Parallel-Through-The-Road Plug-In Hybrid Vehicle Modeling and Simulation by Wayne State University for EcoCAR2

Paper #:
  • 2013-01-0541

Published:
  • 2013-04-08
DOI:
  • 10.4271/2013-01-0541
Citation:
Snyder, K., Lor, L., and Ku, J., "Parallel-Through-The-Road Plug-In Hybrid Vehicle Modeling and Simulation by Wayne State University for EcoCAR2," SAE Technical Paper 2013-01-0541, 2013, https://doi.org/10.4271/2013-01-0541.
Pages:
16
Abstract:
The Wayne State University (WSU) EcoCAR2 student team designed, modeled, Model-In-the-Loop (MIL) tested, Software-In-the-Loop (SIL) simulation tested, and Hardware-In-the-Loop (HIL) simulation tested the team's conversion design for taking a 2013 Chevrolet Malibu and converting it into a Parallel-Through-The-Road (PTTR) plug-in hybrid.The 2013 Malibu is a conventional Front Wheel Drive (FWD) vehicle and the team's conversion design keeps the conventional FWD and adds a Rear Wheel Drive (RWD) powertrain consisting of an electric motor, a single speed reduction gearbox and a differential to drive the rear wheels -where none of these previously existed on the rear wheels.The RWD addition creates the PTTR hybrid powertrain architecture of two driven axles where the mechanical torque path connection between the two powertrains is through the road, rather than a mechanical torque path through gears, chains, or shafts. Finally, a battery pack and an on-board charger are added to complete the plug-in hybrid vehicle powertrain.This paper covers WSU's PTTR plant modeling and simulation, hybrid supervisory controller code development by the team during the first year of the three year competition.The PTTR hybrid powertrain vehicle architecture modeling is discussed in the plant model development section and the results section show the mixed results for SIL testing the physics of plant modeling for following a drive cycle trace and the resulting fuel consumption.The team wrote and MIL tested their hybrid supervisory control software, skipped SIL testing by going straight to HIL testing.

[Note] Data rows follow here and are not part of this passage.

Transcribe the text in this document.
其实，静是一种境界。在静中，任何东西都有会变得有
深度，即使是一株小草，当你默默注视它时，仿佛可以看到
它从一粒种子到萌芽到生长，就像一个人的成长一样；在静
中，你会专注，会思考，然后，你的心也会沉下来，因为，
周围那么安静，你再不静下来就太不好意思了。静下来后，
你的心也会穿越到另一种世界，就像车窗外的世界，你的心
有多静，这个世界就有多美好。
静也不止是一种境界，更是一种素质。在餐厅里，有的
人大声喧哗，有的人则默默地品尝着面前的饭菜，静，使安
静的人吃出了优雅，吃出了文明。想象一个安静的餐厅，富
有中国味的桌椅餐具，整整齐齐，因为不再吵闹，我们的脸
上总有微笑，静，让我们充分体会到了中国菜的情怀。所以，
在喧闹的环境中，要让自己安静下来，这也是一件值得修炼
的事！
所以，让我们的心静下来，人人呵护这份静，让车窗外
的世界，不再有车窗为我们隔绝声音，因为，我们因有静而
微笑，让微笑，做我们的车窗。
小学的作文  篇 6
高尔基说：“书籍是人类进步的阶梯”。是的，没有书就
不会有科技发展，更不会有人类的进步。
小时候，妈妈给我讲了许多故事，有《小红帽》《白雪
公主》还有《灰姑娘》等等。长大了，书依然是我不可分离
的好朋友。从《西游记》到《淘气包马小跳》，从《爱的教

The testing is discussed in the powertrain controls integration methods and results sections, with unsatisfactory results achieved during the HIL test demonstration at the final competition of the first year.Safety critical CAN loss detection is discussed as an example of code the team wrote for the hybrid supervisory controller for vehicle operational safety.